Há algo de muito errado nas indenizações por danos morais que estão sendo, em regra, arbitradas pelos diversos ramos do Poder Judiciário brasileiro. De tão baixas, não estão compensando a dor do ofendido e, pior, não estão cumprindo o papel de desestímulo ao ofensor. Ao contrário: alguns se deleitam ofendendo a honra alheia por saberem, de antemão, que vão pagar pouco por serem perversos.

Os sinais estão cada vez mais nítidos. Basta querer enxergá-los.

Numa sexta-feira 13, em outubro de 2023, câmeras de um posto de abastecimento de combustível de Curitiba, capital do Paraná, registraram cenas dantescas.

Identificando-se como “empresário” e dizendo que possuía “CNPJ”, o que, na sua tosca visão lhe conferia poder e supremacia sobre o mais vulnerável, um cliente atacou ferozmente um frentista, sem se intimidar quando descobriu que estava tudo sendo gravado em vídeo, como se a suposta condição econômica mais favorável lhe outorgasse licença para sobre a honra do trabalhador tripudiar.

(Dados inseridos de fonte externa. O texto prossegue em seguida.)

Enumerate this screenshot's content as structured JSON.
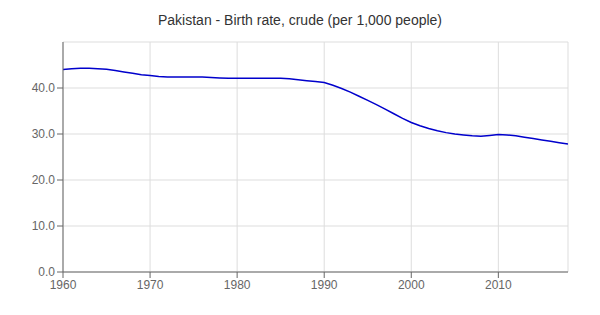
{
  "chart_data": {
    "type": "line",
    "title": "Pakistan - Birth rate, crude (per 1,000 people)",
    "x": [
      1960,
      1961,
      1962,
      1963,
      1964,
      1965,
      1966,
      1967,
      1968,
      1969,
      1970,
      1971,
      1972,
      1973,
      1974,
      1975,
      1976,
      1977,
      1978,
      1979,
      1980,
      1981,
      1982,
      1983,
      1984,
      1985,
      1986,
      1987,
      1988,
      1989,
      1990,
      1991,
      1992,
      1993,
      1994,
      1995,
      1996,
      1997,
      1998,
      1999,
      2000,
      2001,
      2002,
      2003,
      2004,
      2005,
      2006,
      2007,
      2008,
      2009,
      2010,
      2011,
      2012,
      2013,
      2014,
      2015,
      2016,
      2017,
      2018
    ],
    "values": [
      44.0,
      44.2,
      44.3,
      44.3,
      44.2,
      44.1,
      43.8,
      43.5,
      43.2,
      42.9,
      42.7,
      42.5,
      42.4,
      42.4,
      42.4,
      42.4,
      42.4,
      42.3,
      42.2,
      42.1,
      42.1,
      42.1,
      42.1,
      42.1,
      42.1,
      42.1,
      42.0,
      41.8,
      41.6,
      41.4,
      41.2,
      40.6,
      39.9,
      39.1,
      38.2,
      37.3,
      36.4,
      35.4,
      34.4,
      33.4,
      32.5,
      31.8,
      31.2,
      30.7,
      30.3,
      30.0,
      29.8,
      29.6,
      29.5,
      29.7,
      29.9,
      29.8,
      29.6,
      29.3,
      29.0,
      28.7,
      28.4,
      28.1,
      27.8
    ],
    "color": "#0000CC",
    "xlim": [
      1960,
      2018
    ],
    "ylim": [
      0,
      50
    ],
    "xticks": [
      1960,
      1970,
      1980,
      1990,
      2000,
      2010
    ],
    "yticks": [
      {
        "value": 0,
        "label": "0.0"
      },
      {
        "value": 10,
        "label": "10.0"
      },
      {
        "value": 20,
        "label": "20.0"
      },
      {
        "value": 30,
        "label": "30.0"
      },
      {
        "value": 40,
        "label": "40.0"
      }
    ],
    "grid": true
  }
}
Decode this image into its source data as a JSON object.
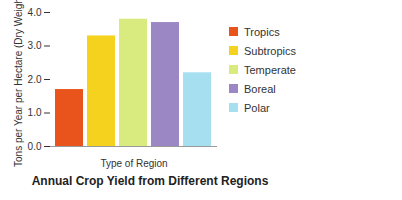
{
  "chart_data": {
    "type": "bar",
    "title": "Annual Crop Yield from Different Regions",
    "x_label": "Type of Region",
    "y_label": "Tons per Year per Hectare (Dry Weight)",
    "categories": [
      "Tropics",
      "Subtropics",
      "Temperate",
      "Boreal",
      "Polar"
    ],
    "values": [
      1.7,
      3.3,
      3.8,
      3.7,
      2.2
    ],
    "colors": [
      "#e8541c",
      "#f5d21d",
      "#d9ea7e",
      "#9b87c4",
      "#a6dff0"
    ],
    "ylim": [
      0,
      4
    ],
    "yticks": [
      0,
      1,
      2,
      3,
      4
    ],
    "grid": false,
    "legend": "right",
    "tick_labels": "y"
  }
}
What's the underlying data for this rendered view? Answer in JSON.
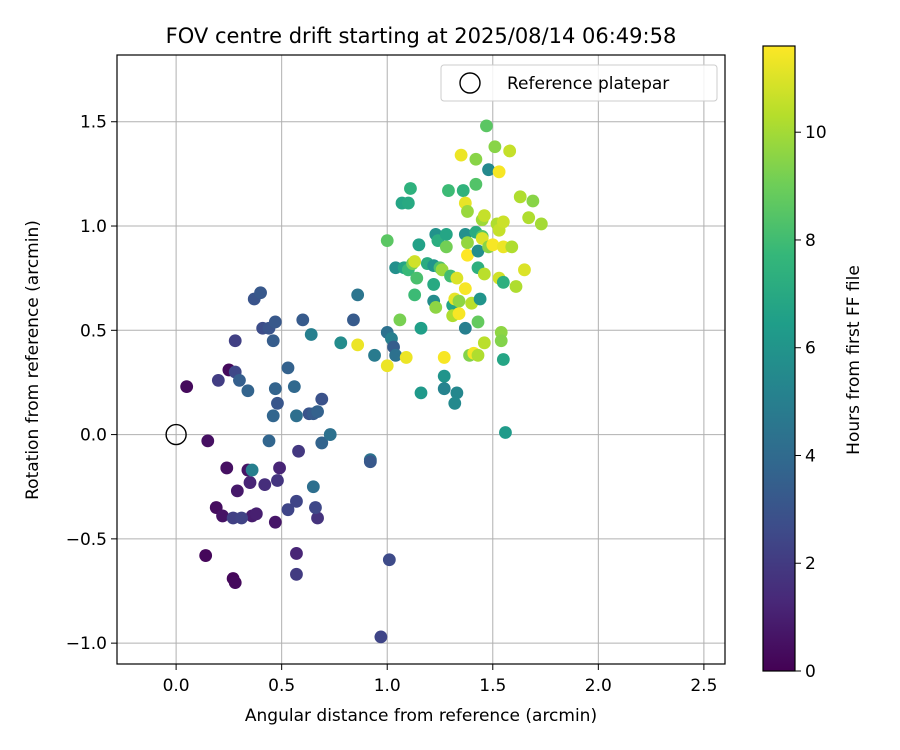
{
  "chart_data": {
    "type": "scatter",
    "title": "FOV centre drift starting at 2025/08/14 06:49:58",
    "xlabel": "Angular distance from reference (arcmin)",
    "ylabel": "Rotation from reference (arcmin)",
    "xlim": [
      -0.28,
      2.6
    ],
    "ylim": [
      -1.1,
      1.82
    ],
    "xticks": [
      0.0,
      0.5,
      1.0,
      1.5,
      2.0,
      2.5
    ],
    "xtick_labels": [
      "0.0",
      "0.5",
      "1.0",
      "1.5",
      "2.0",
      "2.5"
    ],
    "yticks": [
      -1.0,
      -0.5,
      0.0,
      0.5,
      1.0,
      1.5
    ],
    "ytick_labels": [
      "−1.0",
      "−0.5",
      "0.0",
      "0.5",
      "1.0",
      "1.5"
    ],
    "grid": true,
    "legend": {
      "position": "top-right",
      "entries": [
        {
          "label": "Reference platepar",
          "marker": "open-circle"
        }
      ]
    },
    "reference_point": {
      "x": 0.0,
      "y": 0.0
    },
    "colorbar": {
      "label": "Hours from first FF file",
      "colormap": "viridis",
      "range": [
        0,
        11.6
      ],
      "ticks": [
        0,
        2,
        4,
        6,
        8,
        10
      ],
      "tick_labels": [
        "0",
        "2",
        "4",
        "6",
        "8",
        "10"
      ],
      "stops": [
        "#440154",
        "#482878",
        "#3e4a89",
        "#31688e",
        "#26828e",
        "#1f9e89",
        "#35b779",
        "#6ece58",
        "#b5de2b",
        "#fde725"
      ]
    },
    "series": [
      {
        "points": [
          [
            0.05,
            0.23,
            0.3
          ],
          [
            0.15,
            -0.03,
            0.5
          ],
          [
            0.14,
            -0.58,
            0.2
          ],
          [
            0.24,
            -0.16,
            0.5
          ],
          [
            0.19,
            -0.35,
            0.4
          ],
          [
            0.22,
            -0.39,
            0.6
          ],
          [
            0.27,
            -0.69,
            0.2
          ],
          [
            0.28,
            -0.71,
            0.3
          ],
          [
            0.29,
            -0.27,
            0.8
          ],
          [
            0.34,
            -0.17,
            0.6
          ],
          [
            0.36,
            -0.39,
            0.9
          ],
          [
            0.38,
            -0.38,
            1.0
          ],
          [
            0.47,
            -0.42,
            0.7
          ],
          [
            0.57,
            -0.57,
            1.2
          ],
          [
            0.25,
            0.31,
            0.3
          ],
          [
            0.35,
            -0.23,
            1.2
          ],
          [
            0.42,
            -0.24,
            1.5
          ],
          [
            0.48,
            -0.22,
            1.8
          ],
          [
            0.49,
            -0.16,
            1.2
          ],
          [
            0.27,
            -0.4,
            2.2
          ],
          [
            0.31,
            -0.4,
            2.3
          ],
          [
            0.53,
            -0.36,
            2.4
          ],
          [
            0.57,
            -0.32,
            2.4
          ],
          [
            0.57,
            -0.67,
            2.0
          ],
          [
            0.58,
            -0.08,
            1.9
          ],
          [
            0.67,
            -0.4,
            1.7
          ],
          [
            0.66,
            -0.35,
            2.5
          ],
          [
            0.2,
            0.26,
            2.1
          ],
          [
            0.28,
            0.45,
            2.2
          ],
          [
            0.28,
            0.3,
            2.5
          ],
          [
            0.3,
            0.26,
            3.5
          ],
          [
            0.34,
            0.21,
            3.7
          ],
          [
            0.37,
            0.65,
            3.0
          ],
          [
            0.4,
            0.68,
            3.2
          ],
          [
            0.41,
            0.51,
            2.7
          ],
          [
            0.44,
            0.51,
            3.0
          ],
          [
            0.46,
            0.45,
            3.4
          ],
          [
            0.47,
            0.54,
            3.2
          ],
          [
            0.47,
            0.22,
            3.7
          ],
          [
            0.48,
            0.15,
            3.1
          ],
          [
            0.53,
            0.32,
            3.6
          ],
          [
            0.56,
            0.23,
            3.9
          ],
          [
            0.46,
            0.09,
            3.8
          ],
          [
            0.57,
            0.09,
            4.2
          ],
          [
            0.6,
            0.55,
            3.3
          ],
          [
            0.63,
            0.1,
            3.0
          ],
          [
            0.65,
            0.1,
            3.3
          ],
          [
            0.67,
            0.11,
            3.6
          ],
          [
            0.69,
            0.17,
            2.9
          ],
          [
            0.69,
            -0.04,
            3.7
          ],
          [
            0.73,
            0.0,
            4.3
          ],
          [
            0.44,
            -0.03,
            3.8
          ],
          [
            0.65,
            -0.25,
            4.2
          ],
          [
            0.36,
            -0.17,
            5.0
          ],
          [
            0.64,
            0.48,
            5.0
          ],
          [
            0.84,
            0.55,
            3.3
          ],
          [
            0.86,
            0.67,
            4.5
          ],
          [
            0.92,
            -0.12,
            4.4
          ],
          [
            0.92,
            -0.13,
            3.2
          ],
          [
            0.97,
            -0.97,
            2.4
          ],
          [
            1.01,
            -0.6,
            2.6
          ],
          [
            0.94,
            0.38,
            4.8
          ],
          [
            1.0,
            0.49,
            4.3
          ],
          [
            1.02,
            0.46,
            5.0
          ],
          [
            1.03,
            0.42,
            3.4
          ],
          [
            1.04,
            0.38,
            4.3
          ],
          [
            1.04,
            0.8,
            5.8
          ],
          [
            1.07,
            1.11,
            6.8
          ],
          [
            1.1,
            1.11,
            7.0
          ],
          [
            1.11,
            1.18,
            7.4
          ],
          [
            1.08,
            0.8,
            6.7
          ],
          [
            1.1,
            0.79,
            7.8
          ],
          [
            1.12,
            0.82,
            9.2
          ],
          [
            1.13,
            0.83,
            10.8
          ],
          [
            1.14,
            0.75,
            8.2
          ],
          [
            1.13,
            0.67,
            7.9
          ],
          [
            1.15,
            0.91,
            6.6
          ],
          [
            1.16,
            0.51,
            6.5
          ],
          [
            1.16,
            0.2,
            6.2
          ],
          [
            1.19,
            0.82,
            7.1
          ],
          [
            1.22,
            0.81,
            6.0
          ],
          [
            1.22,
            0.72,
            7.0
          ],
          [
            1.22,
            0.64,
            5.6
          ],
          [
            1.23,
            0.96,
            5.9
          ],
          [
            1.24,
            0.93,
            7.2
          ],
          [
            1.23,
            0.61,
            9.6
          ],
          [
            1.25,
            0.8,
            8.3
          ],
          [
            1.26,
            0.79,
            9.8
          ],
          [
            1.27,
            0.28,
            6.0
          ],
          [
            1.27,
            0.22,
            5.2
          ],
          [
            1.28,
            0.96,
            6.8
          ],
          [
            1.29,
            1.17,
            7.9
          ],
          [
            1.28,
            0.9,
            9.1
          ],
          [
            1.27,
            0.37,
            11.5
          ],
          [
            1.3,
            0.76,
            8.0
          ],
          [
            1.31,
            0.62,
            6.7
          ],
          [
            1.31,
            0.57,
            10.2
          ],
          [
            1.32,
            0.65,
            11.2
          ],
          [
            1.33,
            0.2,
            5.4
          ],
          [
            1.32,
            0.15,
            5.5
          ],
          [
            1.33,
            0.75,
            11.0
          ],
          [
            1.34,
            0.64,
            9.6
          ],
          [
            1.34,
            0.58,
            11.5
          ],
          [
            1.35,
            1.34,
            11.3
          ],
          [
            1.36,
            1.17,
            7.5
          ],
          [
            1.37,
            1.11,
            11.2
          ],
          [
            1.37,
            0.96,
            5.8
          ],
          [
            1.37,
            0.7,
            11.5
          ],
          [
            1.37,
            0.51,
            5.0
          ],
          [
            1.38,
            1.07,
            9.8
          ],
          [
            1.38,
            0.92,
            9.7
          ],
          [
            1.38,
            0.86,
            11.6
          ],
          [
            1.39,
            0.38,
            9.4
          ],
          [
            1.4,
            0.63,
            10.4
          ],
          [
            1.41,
            0.39,
            11.4
          ],
          [
            1.42,
            1.32,
            9.5
          ],
          [
            1.42,
            1.2,
            8.4
          ],
          [
            1.42,
            0.97,
            7.1
          ],
          [
            1.43,
            0.88,
            5.7
          ],
          [
            1.43,
            0.8,
            7.3
          ],
          [
            1.43,
            0.54,
            8.8
          ],
          [
            1.43,
            0.38,
            10.2
          ],
          [
            1.44,
            0.65,
            6.0
          ],
          [
            1.45,
            1.03,
            9.9
          ],
          [
            1.45,
            0.95,
            8.5
          ],
          [
            1.45,
            0.94,
            11.0
          ],
          [
            1.46,
            1.05,
            10.6
          ],
          [
            1.46,
            0.77,
            10.4
          ],
          [
            1.46,
            0.44,
            10.4
          ],
          [
            1.47,
            1.48,
            8.6
          ],
          [
            1.48,
            1.27,
            5.5
          ],
          [
            1.48,
            0.9,
            9.5
          ],
          [
            1.5,
            0.91,
            11.5
          ],
          [
            1.51,
            1.38,
            9.5
          ],
          [
            1.52,
            1.01,
            10.2
          ],
          [
            1.53,
            1.26,
            11.5
          ],
          [
            1.53,
            0.98,
            10.6
          ],
          [
            1.53,
            0.75,
            10.8
          ],
          [
            1.54,
            0.49,
            9.6
          ],
          [
            1.54,
            0.45,
            9.4
          ],
          [
            1.55,
            1.02,
            10.7
          ],
          [
            1.55,
            0.9,
            11.3
          ],
          [
            1.55,
            0.73,
            7.3
          ],
          [
            1.55,
            0.36,
            6.8
          ],
          [
            1.56,
            0.01,
            6.3
          ],
          [
            1.58,
            1.36,
            10.6
          ],
          [
            1.59,
            0.9,
            10.2
          ],
          [
            1.61,
            0.71,
            10.2
          ],
          [
            1.63,
            1.14,
            10.2
          ],
          [
            1.65,
            0.79,
            11.0
          ],
          [
            1.67,
            1.04,
            10.2
          ],
          [
            1.69,
            1.12,
            9.5
          ],
          [
            1.73,
            1.01,
            10.0
          ],
          [
            1.0,
            0.93,
            8.6
          ],
          [
            1.06,
            0.55,
            9.2
          ],
          [
            1.09,
            0.37,
            11.3
          ],
          [
            1.0,
            0.33,
            11.3
          ],
          [
            0.86,
            0.43,
            11.3
          ],
          [
            0.78,
            0.44,
            5.6
          ]
        ]
      }
    ]
  }
}
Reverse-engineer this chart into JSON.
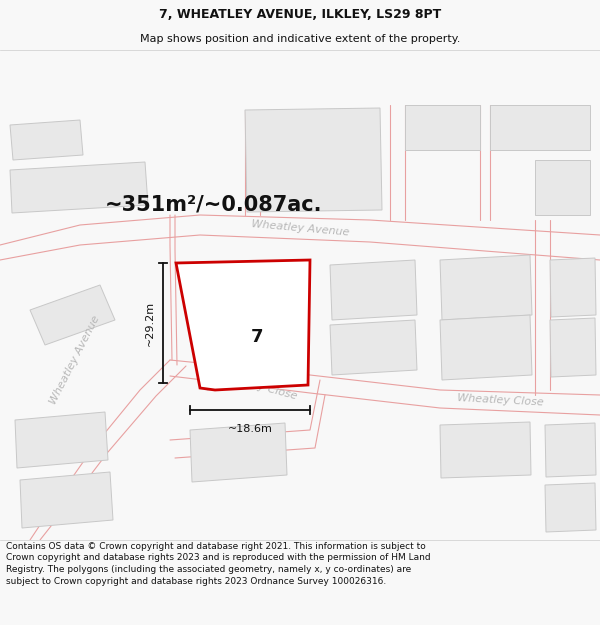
{
  "title_line1": "7, WHEATLEY AVENUE, ILKLEY, LS29 8PT",
  "title_line2": "Map shows position and indicative extent of the property.",
  "area_text": "~351m²/~0.087ac.",
  "property_number": "7",
  "dim_vertical": "~29.2m",
  "dim_horizontal": "~18.6m",
  "footer_text": "Contains OS data © Crown copyright and database right 2021. This information is subject to Crown copyright and database rights 2023 and is reproduced with the permission of HM Land Registry. The polygons (including the associated geometry, namely x, y co-ordinates) are subject to Crown copyright and database rights 2023 Ordnance Survey 100026316.",
  "bg_color": "#f8f8f8",
  "map_bg": "#f0eeee",
  "building_fill": "#e8e8e8",
  "building_edge": "#c8c8c8",
  "road_line_color": "#e8a0a0",
  "prop_fill": "#ffffff",
  "prop_edge": "#cc0000",
  "street_color": "#b8b8b8",
  "dim_color": "#111111",
  "text_color": "#111111",
  "title_fs": 9,
  "subtitle_fs": 8,
  "area_fs": 15,
  "propnum_fs": 13,
  "street_fs": 8,
  "footer_fs": 6.5,
  "dim_fs": 8
}
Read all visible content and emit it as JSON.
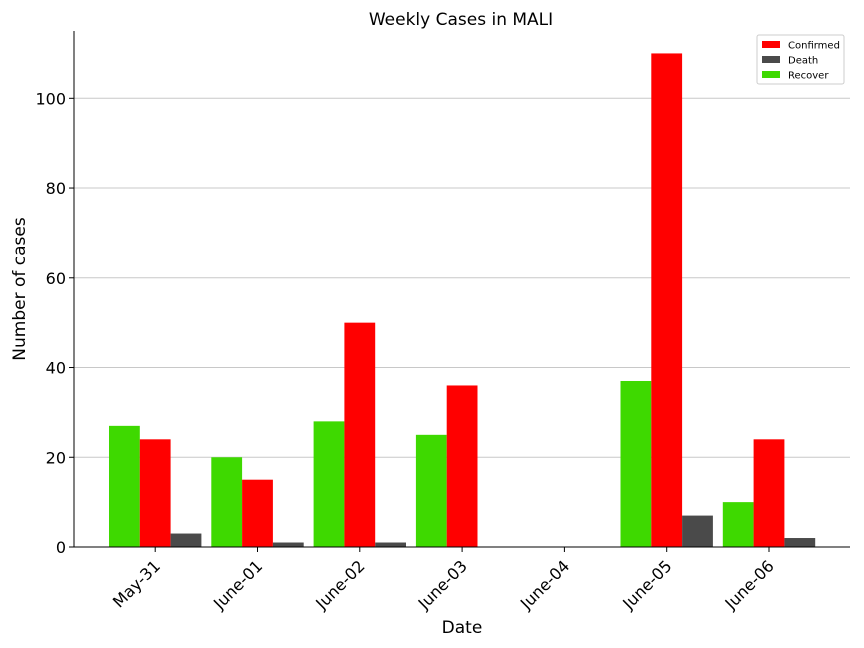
{
  "chart_data": {
    "type": "bar",
    "title": "Weekly Cases in MALI",
    "xlabel": "Date",
    "ylabel": "Number of cases",
    "categories": [
      "May-31",
      "June-01",
      "June-02",
      "June-03",
      "June-04",
      "June-05",
      "June-06"
    ],
    "series": [
      {
        "name": "Recover",
        "color": "#3ed900",
        "values": [
          27,
          20,
          28,
          25,
          0,
          37,
          10
        ]
      },
      {
        "name": "Confirmed",
        "color": "#ff0000",
        "values": [
          24,
          15,
          50,
          36,
          0,
          110,
          24
        ]
      },
      {
        "name": "Death",
        "color": "#4a4a4a",
        "values": [
          3,
          1,
          1,
          0,
          0,
          7,
          2
        ]
      }
    ],
    "legend_order": [
      "Confirmed",
      "Death",
      "Recover"
    ],
    "legend_position": "top-right",
    "ylim": [
      0,
      115
    ],
    "yticks": [
      0,
      20,
      40,
      60,
      80,
      100
    ],
    "grid": "horizontal"
  }
}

As imagens são claras e o som (o que é raro) bem audível e, para infelicidade do agressor, viralizaram — para utilizar expressão em voga — na internet, especialmente em plataformas de compartilhamento de vídeos e nas redes sociais em geral, causando revolta e comoção nacional. Bem rápido os fatos se tornaram também notícia na imprensa e, se alguém ainda não leu ou assistiu, é fácil encontrar [1].

No que interessa ao propósito deste texto, os ataques assim se deram (grifos nossos, sendo que as poucas e tímidas reações da vítima não estão reproduzidas):

“[…] Sou empresário, maluco. Tenho CNPJ. Tenho empresa. […] Você ganha R$ 4 mil aqui nessa bosta aqui véio. Eu pago três vezes mais só pra tá aqui te xingando de neguinho, seu otário, nordestino dos infernos. […] Ah, tem áudio essa bosta aí? [apontou para a câmera] […] eu não vim do Nordeste, dando o c… lá para chegar aqui pra vir querer tirar alguém aqui dentro. Seu cuzão. […] Ó otário. Você acha que cê dá boca, neguinho? É neguinho, macaco. […] Chama a câmera. Filma essa bosta lá. […] Veio do Nordeste para querer ser gente aqui em Curitiba? Volta pro Nordeste. Volta a comer cacto lá, ô.”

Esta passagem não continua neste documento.